23.       Hâlbuki Allah, içlerinde ne sakladıklarını çok iyi bilir.

24.       Öyle ise sen onlara elem dolu bir azabı müjdele!

25.       Ancak iman edip de sâlih ameller işleyenler başka. Onlar için, bitmez tükenmez bir mükâfat vardır.

83 MUTAFFİFÎN SÛRESİ

Mekke döneminde inmiştir. 36 âyettir. Sûre, adını ilk âyette geçen “elMutaffifîn” kelimesinden almıştır. Mutaffifîn, ölçüde ve tartıda hile yapanlar demektir.

Bismillâhirrahmânirrahîm.

1.         Ölçüde ve tartıda hile yapanların vay hâline!

2.         Onlar insanlardan (bir şey) ölçüp aldıkları zaman, tam ölçerler.

3.         Fakat kendileri onlara bir şey ölçüp, yahut tartıp verdikleri zaman eksik ölçüp tartarlar.

4, 5, 6. Onlar, büyük bir gün; insanların, âlemlerin Rabbinin huzurunda duracakları gün için diriltileceklerini sanmıyorlar mı?
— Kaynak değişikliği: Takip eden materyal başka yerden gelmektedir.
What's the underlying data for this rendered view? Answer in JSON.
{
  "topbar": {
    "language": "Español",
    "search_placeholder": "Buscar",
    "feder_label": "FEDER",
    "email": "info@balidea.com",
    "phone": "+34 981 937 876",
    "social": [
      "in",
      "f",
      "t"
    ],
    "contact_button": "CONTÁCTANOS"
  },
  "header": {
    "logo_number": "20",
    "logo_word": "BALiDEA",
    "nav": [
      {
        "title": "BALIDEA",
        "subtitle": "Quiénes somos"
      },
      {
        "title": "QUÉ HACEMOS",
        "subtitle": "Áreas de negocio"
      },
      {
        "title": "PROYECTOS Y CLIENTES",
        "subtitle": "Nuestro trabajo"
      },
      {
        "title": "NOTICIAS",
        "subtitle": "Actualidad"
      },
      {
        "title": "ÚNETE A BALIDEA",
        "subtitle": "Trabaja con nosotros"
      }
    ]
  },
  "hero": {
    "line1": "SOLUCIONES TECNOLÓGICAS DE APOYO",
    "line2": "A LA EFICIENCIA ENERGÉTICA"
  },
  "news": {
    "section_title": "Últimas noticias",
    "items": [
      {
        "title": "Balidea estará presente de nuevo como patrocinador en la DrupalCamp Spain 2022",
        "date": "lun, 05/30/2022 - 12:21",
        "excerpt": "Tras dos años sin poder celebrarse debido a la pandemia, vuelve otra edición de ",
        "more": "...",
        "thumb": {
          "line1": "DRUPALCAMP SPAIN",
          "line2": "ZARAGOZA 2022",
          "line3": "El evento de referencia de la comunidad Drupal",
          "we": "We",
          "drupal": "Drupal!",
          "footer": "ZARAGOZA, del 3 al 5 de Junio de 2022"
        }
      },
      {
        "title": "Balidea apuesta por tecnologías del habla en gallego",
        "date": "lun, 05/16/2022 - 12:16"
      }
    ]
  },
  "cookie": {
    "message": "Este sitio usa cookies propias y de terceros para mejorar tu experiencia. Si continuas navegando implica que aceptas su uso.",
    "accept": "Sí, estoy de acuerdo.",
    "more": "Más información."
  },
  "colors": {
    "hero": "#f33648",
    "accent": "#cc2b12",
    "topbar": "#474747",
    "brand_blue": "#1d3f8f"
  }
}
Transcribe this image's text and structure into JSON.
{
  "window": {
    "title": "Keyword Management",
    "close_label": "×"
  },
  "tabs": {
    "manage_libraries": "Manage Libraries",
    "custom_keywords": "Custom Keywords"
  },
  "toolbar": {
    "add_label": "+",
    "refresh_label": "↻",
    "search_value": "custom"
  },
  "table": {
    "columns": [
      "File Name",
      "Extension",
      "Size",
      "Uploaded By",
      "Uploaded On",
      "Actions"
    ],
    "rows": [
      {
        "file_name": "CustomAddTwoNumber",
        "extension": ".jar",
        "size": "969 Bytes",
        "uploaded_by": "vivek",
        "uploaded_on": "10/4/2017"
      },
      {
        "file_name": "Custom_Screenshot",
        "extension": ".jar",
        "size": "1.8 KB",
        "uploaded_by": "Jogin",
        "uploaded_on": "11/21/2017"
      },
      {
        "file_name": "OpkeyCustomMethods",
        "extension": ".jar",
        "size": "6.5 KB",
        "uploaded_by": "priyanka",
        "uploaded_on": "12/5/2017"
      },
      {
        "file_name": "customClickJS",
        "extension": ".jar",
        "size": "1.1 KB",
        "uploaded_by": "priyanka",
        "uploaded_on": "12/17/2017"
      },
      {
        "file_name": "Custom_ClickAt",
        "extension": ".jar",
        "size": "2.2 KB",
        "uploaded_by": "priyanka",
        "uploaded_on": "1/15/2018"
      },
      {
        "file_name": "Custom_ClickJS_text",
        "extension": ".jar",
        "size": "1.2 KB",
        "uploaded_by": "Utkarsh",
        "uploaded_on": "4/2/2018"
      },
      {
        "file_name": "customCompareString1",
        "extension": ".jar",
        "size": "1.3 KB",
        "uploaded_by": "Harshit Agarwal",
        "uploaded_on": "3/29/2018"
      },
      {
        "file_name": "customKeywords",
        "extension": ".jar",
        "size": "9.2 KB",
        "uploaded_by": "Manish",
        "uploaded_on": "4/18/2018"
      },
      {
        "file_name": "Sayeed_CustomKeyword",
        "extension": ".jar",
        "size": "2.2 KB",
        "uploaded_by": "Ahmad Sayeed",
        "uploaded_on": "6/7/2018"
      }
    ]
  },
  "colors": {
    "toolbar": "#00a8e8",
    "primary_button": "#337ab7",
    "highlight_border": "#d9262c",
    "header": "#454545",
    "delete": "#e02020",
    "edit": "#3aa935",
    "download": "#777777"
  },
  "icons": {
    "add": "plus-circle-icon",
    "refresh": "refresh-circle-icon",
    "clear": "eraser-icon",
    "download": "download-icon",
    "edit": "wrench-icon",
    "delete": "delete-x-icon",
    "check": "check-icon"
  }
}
7.         Hayır, günahkârların yazısı, muhakkak “Siccîn”dedir.

8.         Bilir misin nedir Siccîn?

9.         O, yazılmış bir kitaptır.

10, 11. O gün yalanlayanların; hesap, mükâfat ve ceza gününü yalanlayanların vay hâline!

12.       Onu, ancak her azgın, günahkâr kimse inkâr eder.

13.       Ona âyetlerimiz okununca, “Eskilerin masalları” der.

14.       Hayır, hayır! Doğrusu onların kazanmakta oldukları kalplerini paslandırmıştır.

15.       Hayır, şüphesiz onlar, kıyamet günü Rablerini görmekten mahrum bırakılacaklardır.

16.       Sonra onlar muhakkak cehenneme gireceklerdir.

17.       Sonra da onlara, “Yalanlamakta olduğunuz işte budur” denecektir.

18.       Hayır (sandıkları gibi değil!) iyilerin yazısı “İlliyyûn”dadır.

19.       Bilir misin nedir İlliyyûn?

20.       O, yazılmış bir kitaptır.

21.       Ona, Allah’a yakın olanlar şâhit olur.

22.       Şüphesiz iyi kimseler, Naîm cennetindedirler.

23.       Koltuklar üzerinde, (etrafı) seyrederler.

24.       Onların yüzlerinde, nimetlerin sevincini görürsün.

25.       Onlara, mühürlü (el değmemiş) saf bir içecekten içirilir.

26.       Onun (içiminin) sonu bir misktir (ağızda misk gibi koku bırakır). İşte yarışanlar, bunun için yarışsınlar.[1]

27.       O içeceğin katkısı tesnimdir.

28.       Bir pınar ki, Allah’a yakın olanlar ondan içerler.

29.       Şüphesiz günahkârlar, (dünyada) iman edenlere gülüyorlardı.

30.       Mü’minler yanlarından geçtiğinde, birbirlerine kaş göz ederek onlarla alay ediyorlardı.

31.       Ailelerine dönerken zevk ve neşe içinde gülüşe gülüşe dönüyorlardı.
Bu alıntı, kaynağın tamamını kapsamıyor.